Майор и Катюша смотрели друг на друга, и я снова испытал ту боль, которую испытывал, когда пил у Зыбина чай. Катюша и майор разговаривали глазами. Я напомнил им о себе легким покашливаньем. Катюша спросила:
— Деньги у тебя есть?
— Есть, — соврал я.
— Не врешь?
— Нет.
— Ты не стесняйся — деньги у нас есть. — Катюша сказала «у нас», и я почувствовал, как у меня сжимается сердце. Мне тоже хотелось бы сказать не «у меня», а «у нас».
— Спасибо, — ответил я. — Обойдусь.
— Ну тогда прощай! Нам на поезд пора. — Катюша протянула мне руку.
— Всего хорошего. — Майор поднес руку к козырьку.
— И вам того же. Не обижайте Катюшу. Ей в жизни несладко пришлось.
— Знаю, все знаю, — сказал майор.
Когда Катюша и майор скрылись в толпе, я подумал, борясь с охватившей меня завистью и грустью: «Вот и она нашла свое счастье».
Вокруг сновали люди, безжалостно пекло солнце, названивали трамваи, неторопливо ползущие по раскаленным рельсам, листья на аккуратно подстриженных кустах и лепестки только что распустившихся роз покрывались тонким налетом мельчайшей пыли — не видимая глазом, она носилась в воздухе, обжигая лицо. Встреча с Катюшей и майором послужила последней каплей. Отчетливо возникла перед глазами Валька, и я с решимостью подумал: «Мало ли что говорил Зыбин. Надо бороться, надо встретиться с ней еще раз, надо поговорить!»
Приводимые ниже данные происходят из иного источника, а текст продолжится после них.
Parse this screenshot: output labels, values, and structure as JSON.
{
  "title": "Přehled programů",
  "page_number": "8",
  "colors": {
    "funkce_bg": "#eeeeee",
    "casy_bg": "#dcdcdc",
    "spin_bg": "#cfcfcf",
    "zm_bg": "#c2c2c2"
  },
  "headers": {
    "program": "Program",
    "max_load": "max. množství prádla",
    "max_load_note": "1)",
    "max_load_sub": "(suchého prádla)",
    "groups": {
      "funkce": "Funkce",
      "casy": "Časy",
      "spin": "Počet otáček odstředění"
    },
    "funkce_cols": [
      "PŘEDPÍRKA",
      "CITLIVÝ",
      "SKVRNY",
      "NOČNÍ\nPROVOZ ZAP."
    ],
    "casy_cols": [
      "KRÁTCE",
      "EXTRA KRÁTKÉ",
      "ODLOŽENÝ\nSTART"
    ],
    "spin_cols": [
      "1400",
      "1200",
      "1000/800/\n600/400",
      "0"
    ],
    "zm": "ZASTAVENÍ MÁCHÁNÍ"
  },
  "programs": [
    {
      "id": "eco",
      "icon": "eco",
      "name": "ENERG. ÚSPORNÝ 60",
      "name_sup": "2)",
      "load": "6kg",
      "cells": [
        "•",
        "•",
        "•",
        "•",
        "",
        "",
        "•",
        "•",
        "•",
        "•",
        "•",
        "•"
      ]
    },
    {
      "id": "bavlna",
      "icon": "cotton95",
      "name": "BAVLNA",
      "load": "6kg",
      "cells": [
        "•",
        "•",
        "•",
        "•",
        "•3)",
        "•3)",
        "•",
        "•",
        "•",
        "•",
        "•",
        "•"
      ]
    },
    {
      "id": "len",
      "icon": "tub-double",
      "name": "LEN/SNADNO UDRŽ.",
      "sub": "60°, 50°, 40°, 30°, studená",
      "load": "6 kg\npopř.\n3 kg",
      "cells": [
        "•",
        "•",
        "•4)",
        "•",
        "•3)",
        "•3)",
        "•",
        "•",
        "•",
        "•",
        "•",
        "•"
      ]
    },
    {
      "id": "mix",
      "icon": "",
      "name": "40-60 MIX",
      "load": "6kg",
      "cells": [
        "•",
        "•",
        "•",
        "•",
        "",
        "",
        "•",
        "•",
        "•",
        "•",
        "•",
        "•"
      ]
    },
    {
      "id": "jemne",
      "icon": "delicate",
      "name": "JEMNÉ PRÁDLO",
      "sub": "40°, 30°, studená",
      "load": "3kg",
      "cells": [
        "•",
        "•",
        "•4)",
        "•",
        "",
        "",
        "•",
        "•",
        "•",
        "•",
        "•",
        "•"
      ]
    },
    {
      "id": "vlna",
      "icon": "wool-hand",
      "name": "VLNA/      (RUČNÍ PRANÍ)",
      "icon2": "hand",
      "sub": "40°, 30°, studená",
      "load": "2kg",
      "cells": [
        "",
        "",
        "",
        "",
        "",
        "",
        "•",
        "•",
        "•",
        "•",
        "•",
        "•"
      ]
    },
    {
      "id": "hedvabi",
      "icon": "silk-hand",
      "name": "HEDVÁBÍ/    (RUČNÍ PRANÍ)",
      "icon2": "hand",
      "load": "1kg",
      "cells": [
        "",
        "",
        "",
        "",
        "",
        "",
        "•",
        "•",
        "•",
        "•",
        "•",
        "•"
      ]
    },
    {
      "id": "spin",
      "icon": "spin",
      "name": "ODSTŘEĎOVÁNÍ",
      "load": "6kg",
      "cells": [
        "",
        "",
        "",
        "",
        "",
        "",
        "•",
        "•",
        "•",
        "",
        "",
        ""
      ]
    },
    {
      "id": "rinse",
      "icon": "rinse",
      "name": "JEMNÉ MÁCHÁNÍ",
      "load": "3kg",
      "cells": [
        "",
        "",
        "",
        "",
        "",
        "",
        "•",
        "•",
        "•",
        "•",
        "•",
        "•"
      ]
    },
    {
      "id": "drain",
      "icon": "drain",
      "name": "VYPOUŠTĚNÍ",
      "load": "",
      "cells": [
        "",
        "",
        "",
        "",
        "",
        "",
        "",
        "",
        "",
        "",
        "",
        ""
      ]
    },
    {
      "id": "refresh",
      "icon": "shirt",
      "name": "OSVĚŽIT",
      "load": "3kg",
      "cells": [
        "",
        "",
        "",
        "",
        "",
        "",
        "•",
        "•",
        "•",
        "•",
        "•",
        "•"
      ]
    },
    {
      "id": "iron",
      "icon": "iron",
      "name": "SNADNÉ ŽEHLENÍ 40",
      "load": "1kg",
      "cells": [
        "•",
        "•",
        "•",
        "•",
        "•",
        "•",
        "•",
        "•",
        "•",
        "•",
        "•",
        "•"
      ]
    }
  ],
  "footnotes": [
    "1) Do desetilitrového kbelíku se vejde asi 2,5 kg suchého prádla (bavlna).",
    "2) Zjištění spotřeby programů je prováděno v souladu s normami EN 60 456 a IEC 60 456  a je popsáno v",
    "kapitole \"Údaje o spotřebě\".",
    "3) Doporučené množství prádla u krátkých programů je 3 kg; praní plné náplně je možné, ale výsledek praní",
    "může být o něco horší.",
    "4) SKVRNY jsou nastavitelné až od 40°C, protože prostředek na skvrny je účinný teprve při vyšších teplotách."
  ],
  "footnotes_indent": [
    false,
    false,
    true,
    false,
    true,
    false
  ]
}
И я решил ехать на Кубань. Я чувствовал, что это последняя моя надежда.
25
На кавказском побережье цвели магнолии, а на Кубани в укрытых от солнца балках еще лежали лоскутки снега — ноздреватого, с черными вкрапинами. Земля казалась вспученной, отяжелевшей от влаги.
Но так только казалось. Вот уже несколько дней дул суховей, степь быстро подсыхала, покрывалась морщинистой, твердой коркой, и мои попутчики-колхозники говорили, что дождь нужен.
Утром, когда наш поезд остановился в тесном ущелье у подножия горы, оплетенной прошлогодним высохшим плющом, я увидел клочок покрытого облаками неба и подумал: «Дождь будет».
Весь наш состав — тринадцать вагонов — казался тоненькой и короткой ниточкой среди обступивших его гор, за вершины которых цеплялись облака — белые, тяжелые, наполненные влагой. Несмотря на раннее утро, дышалось с трудом. Нагревшийся с вечера воздух не успел остыть, ветер в ущелье не проникал. Пассажиры обмахивались кто чем, с надеждой поглядывая на небо.
Наш поезд стоял в ущелье так долго, что я совсем изнемог от духоты. Мальчишки-адыгейцы продавали каштаны в коричневой кожуре с белой рассыпчатой мякотью внутри, но я покупал только воду, тепловатую, мутную: ее тоже продавали мальчишки — двадцать копеек кружка.
Наконец поезд двинулся, горы остались позади, и на нас обрушился суховей. Вагоны накалились. Дышать стало еще трудней. Горячий воздух сопровождал наш поезд от самого перевала, и от самого перевала нас обгоняли рваные облака.